The man from the cats' home is a mad plonky nutter called Felix Scratcher, but thankfully he didn't suspect that I had an ulterior motive in being there. He decided to show me around his establishment for the rehabilitation of his feline friends and I was astonished at the levels of squalor and wretchedness - by which I mean there wasn't any. Squalor and wretchedness, that is. These animals ought to be living like animals, but they were better off than I was. Each pussy cat had its own room, with en suite bathroom, TV and video games consoles. Meals were served three times a day and consisted of only the very best fresh fish, prepared in the home's own extensive kitchen. The chef, Anatole, told me that each dish was prepared with an award-winning sauce of his own invention, which I thought was an unnecessary extravagance for creatures that habitually lick their own bottoms.
Felix then showed me to a room where all the cats would meet for group therapy sessions. It was a safe environment where they would sit in a circle and discuss their problems, their fears and share their hopes and dreams. When I said that I didn't know that cats could talk, Felix told me that they could say one word, 'miaow', but that the way they said it could express a multitude of different meanings to the trained ear. Which apparently was what he had: a trained ear.
He also showed me the gymnasium, where I saw cats leaping over vaulting horses, climbing ropes, doing push-ups and all sorts of other jigging about.
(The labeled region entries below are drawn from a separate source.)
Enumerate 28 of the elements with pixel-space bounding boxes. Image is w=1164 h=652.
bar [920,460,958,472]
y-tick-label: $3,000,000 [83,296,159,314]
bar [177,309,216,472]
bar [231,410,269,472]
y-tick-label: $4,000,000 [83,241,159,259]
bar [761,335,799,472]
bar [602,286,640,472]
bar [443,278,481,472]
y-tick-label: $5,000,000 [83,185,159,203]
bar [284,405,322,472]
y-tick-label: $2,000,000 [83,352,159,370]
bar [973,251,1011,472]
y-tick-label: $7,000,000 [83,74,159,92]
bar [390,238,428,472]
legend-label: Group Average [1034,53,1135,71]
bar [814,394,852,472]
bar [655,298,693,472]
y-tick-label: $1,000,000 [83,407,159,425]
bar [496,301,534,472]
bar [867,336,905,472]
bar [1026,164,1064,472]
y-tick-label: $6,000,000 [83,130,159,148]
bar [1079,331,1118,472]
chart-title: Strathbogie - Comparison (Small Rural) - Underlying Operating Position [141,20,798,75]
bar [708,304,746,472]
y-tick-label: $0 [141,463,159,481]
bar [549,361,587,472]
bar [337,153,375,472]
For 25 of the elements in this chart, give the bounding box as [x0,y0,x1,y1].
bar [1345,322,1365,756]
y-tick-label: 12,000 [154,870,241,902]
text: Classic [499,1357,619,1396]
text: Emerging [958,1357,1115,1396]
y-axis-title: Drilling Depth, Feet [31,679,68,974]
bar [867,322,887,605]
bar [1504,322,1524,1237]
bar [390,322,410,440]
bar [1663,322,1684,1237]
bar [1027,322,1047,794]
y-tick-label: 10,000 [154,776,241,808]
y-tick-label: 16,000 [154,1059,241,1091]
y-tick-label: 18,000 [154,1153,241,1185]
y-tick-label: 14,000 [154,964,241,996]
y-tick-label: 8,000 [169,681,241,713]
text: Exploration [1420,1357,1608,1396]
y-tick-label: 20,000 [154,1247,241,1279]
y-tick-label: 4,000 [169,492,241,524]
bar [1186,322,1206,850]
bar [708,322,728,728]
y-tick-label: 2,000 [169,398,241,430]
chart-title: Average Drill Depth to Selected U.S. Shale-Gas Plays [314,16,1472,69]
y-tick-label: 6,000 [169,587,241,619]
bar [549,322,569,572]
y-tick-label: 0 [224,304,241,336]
He told me that physical exercise was an important part of their rehabilitation. "It's also important for... other reasons," he added, not at all suspiciously.
He then showed me to the guest bedroom, where I could stay while my cat was receiving treatment. It was bare and unfurnished except for a plank on which I would sleep, and a bucket in the corner for the purpose of night-time widdling. It was quite scary, so I backed myself into the corner of the room, where I shivered and blew hot bubbles out of my nose.